No texto, os participantes destacam que, embora a Constituição de 1988 tenha consolidado um amplo sistema de proteção aos direitos fundamentais, ainda há um longo caminho para transformar essas garantias em realidade. A Carta reafirma que os direitos humanos representam “a essência da civilização e da cultura dos regimes democráticos” e reconhece a dignidade da pessoa humana como fundamento da República.
Entre as proposições aprovadas estão o fortalecimento das políticas de combate às desigualdades, a defesa de ações afirmativas, a proteção de grupos vulneráveis, o enfrentamento do racismo estrutural e da violência contra as mulheres, além da preservação das vinculações constitucionais para áreas como educação e seguridade social.
O documento também defende o acesso universal aos serviços públicos essenciais, especialmente saúde e educação, como instrumentos de inclusão social e redução das desigualdades.

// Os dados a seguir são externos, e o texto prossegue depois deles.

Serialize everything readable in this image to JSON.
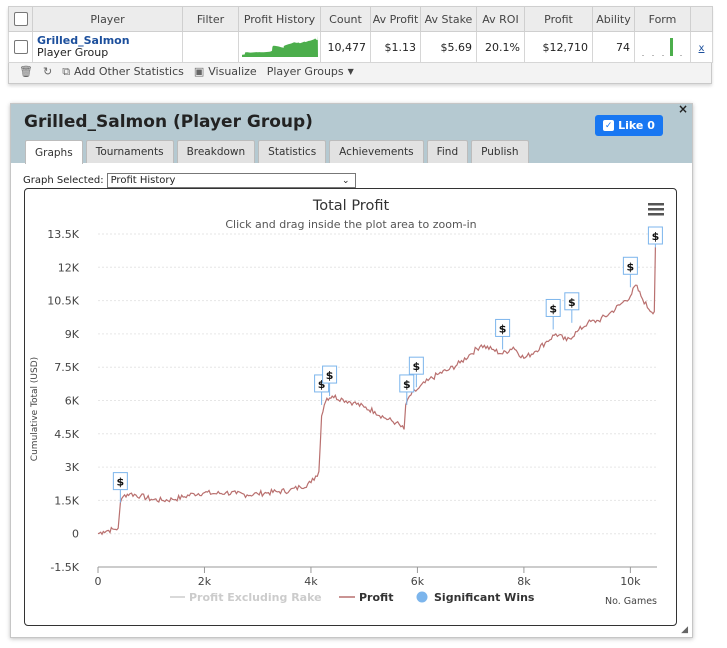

Na área da segurança pública e da justiça criminal, a Carta sustenta que “a segurança pública é bem de primeira necessidade” e afirma que o enfrentamento da violência não pode ser conduzido por “legislação insuflada pelo pânico ou pela emoção coletiva”.
O texto rejeita medidas de caráter punitivista, reafirma a presunção de inocência e defende o respeito aos direitos e garantias individuais como condição para o aperfeiçoamento da investigação criminal e da proteção da dignidade da pessoa humana.
O documento também dedica um capítulo à advocacia e às funções essenciais à Justiça. Segundo a Carta, as prerrogativas da advocacia, da Defensoria Pública, da Magistratura, do Ministério Público e das autoridades policiais “não constituem privilégios de classe, mas garantia da independência técnica das funções essenciais à justiça”.
Outro destaque é a inclusão de diretrizes sobre inteligência artificial. A Carta estabelece que o desenvolvimento e a aplicação desses sistemas devem observar princípios como transparência algorítmica, não discriminação e devido processo legal, vedando decisões automatizadas com efeitos jurídicos relevantes sem possibilidade de revisão humana.
“A IA representa um extraordinário avanço tecnológico para a sociedade, todavia, somente será legítima, quando utilizada como instrumento de promoção dos Direitos Fundamentais e da Dignidade da Pessoa”, diz o texto.
Assinam a carta o presidente da Comissão Científica da OAB/PR, Jacinto Nelson de Miranda Coutinho, o relator, Elias Mattar Assad, e os demais integrantes da Comissão de Redação, Adriana Spengler; Luiz Flávio Borges D’Urso; Juarez Cirino dos Santos; Mauricio Stegemann Dieter; Sheyner Yàsbeck Asfóra; Rita Cortez; Rogério Nicolau; Roberto Delmanto Jr; Simone Schreiber e Thaíse Mattar Assad.